Então – o leitor poderia perguntar –, o que realmente está acontecendo nos consultórios hoje em dia? Não tenho evidências cabais para embasar uma resposta, mas, ao escutar as apresentações informais dos meus colegas psicanalistas (geralmente, são indicadores mais confiáveis do que as publicações em periódicos, pois destacam melhor as técnicas que estão em voga), eu consegui traçar um panorama da prática clínica na Inglaterra.

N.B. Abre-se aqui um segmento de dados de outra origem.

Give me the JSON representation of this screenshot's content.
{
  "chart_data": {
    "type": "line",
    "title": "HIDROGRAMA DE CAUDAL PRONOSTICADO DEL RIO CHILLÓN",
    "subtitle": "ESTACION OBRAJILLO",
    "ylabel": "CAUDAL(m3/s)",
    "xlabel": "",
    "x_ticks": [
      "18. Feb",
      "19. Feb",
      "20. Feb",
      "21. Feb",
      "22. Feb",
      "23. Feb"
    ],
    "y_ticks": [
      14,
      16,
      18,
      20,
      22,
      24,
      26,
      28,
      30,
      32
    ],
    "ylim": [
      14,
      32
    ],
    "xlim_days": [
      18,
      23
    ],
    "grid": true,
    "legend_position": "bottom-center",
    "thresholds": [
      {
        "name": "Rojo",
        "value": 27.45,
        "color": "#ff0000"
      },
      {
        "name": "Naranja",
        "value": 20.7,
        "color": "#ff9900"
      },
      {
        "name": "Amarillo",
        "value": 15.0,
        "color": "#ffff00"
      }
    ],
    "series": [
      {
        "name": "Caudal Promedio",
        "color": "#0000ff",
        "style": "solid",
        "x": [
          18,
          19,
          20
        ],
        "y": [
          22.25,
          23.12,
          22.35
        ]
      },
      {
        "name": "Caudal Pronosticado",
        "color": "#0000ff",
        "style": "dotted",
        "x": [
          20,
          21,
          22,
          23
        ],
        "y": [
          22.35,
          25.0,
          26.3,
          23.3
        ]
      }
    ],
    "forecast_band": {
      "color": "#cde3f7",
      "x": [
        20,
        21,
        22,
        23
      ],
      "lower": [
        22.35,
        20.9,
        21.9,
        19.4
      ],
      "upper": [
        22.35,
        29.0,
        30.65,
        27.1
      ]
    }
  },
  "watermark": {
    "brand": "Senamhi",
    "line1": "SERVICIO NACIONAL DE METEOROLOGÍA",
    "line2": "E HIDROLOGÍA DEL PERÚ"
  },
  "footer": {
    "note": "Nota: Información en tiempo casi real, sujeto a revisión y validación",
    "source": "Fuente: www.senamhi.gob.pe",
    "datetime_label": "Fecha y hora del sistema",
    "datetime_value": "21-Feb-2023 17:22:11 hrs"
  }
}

Muitos psicanalistas continuam a seguir as orientações técnicas de uma escola que elegeram em particular. De resto, as diferenciações entre os cabedais teóricos e técnicos das escolas já não são tão acerbas e tumultuadas quanto antes. Cada escola conquistou a sua identidade, ou seja, desenvolveu métodos específicos para tratar os pacientes, e isso só foi possível pelas críticas e as rixas existentes. Foi esse o modo de aprimoramento das falhas. Houve, também, uma revolução generalizada em nível internacional e, claro, na Inglaterra – a ênfase na importância da interpretação da transferência e o monitoramento da contratransferência. Todos esses aspectos provocaram um grande impacto na análise das defesas. Muitos analistas estão menos inclinados a aderir uma abordagem clínica tradicional ou ortodoxa. Há uma tendência à flexibilidade e à integração das diferenças. Os psicanalistas estão mais abertos a viver a atmosfera singular criada através das vicissitudes da transferência e da contratransferência. Eles sentem-se mais autorizados a experimentar novas situações. Isso, em algum grau, demonstra que a imagem complexa da mente humana está longe de ser constituída pelas descobertas referentes ao campo da psicanálise. Não existem privilégios de uma só escola ou de um único pensador: todos acabam se unindo em prol do bem-estar do paciente. Nenhum paciente é igual ao outro. Qualquer analista responsável e apto a escutar as flutuações psíquicas compreenderá que é preciso contemplar as particularidades de seus pacientes. Uma abordagem apropriada para um paciente (ou para o estágio em que se encontra o analista) poderá ser inapropriado para outro. As distinções entre as escolas analíticas certamente não desapareceram, mas a minha impressão é a de que se encontram mais flexíveis e versáteis. Talvez, no futuro, surja um denominador comum, não o sabemos. Ainda há muito trabalho pela frente; no entanto, eu acredito que a psicanálise está mais generosa e aberta às novidades. No fim, há mais recompensas e ganhos para os analistas e para os pacientes desse jeito do que em outros tempos. Parece que está démodé filiar-se rigidamente a um conjunto de normas específicas na psicanálise.

BATEMAN, Anthony; HOLMES, Jeremy. Introduction to Psychoanalysis: Contemporary Theory and Practice. New York: Taylor e Francis e-Library, 1995.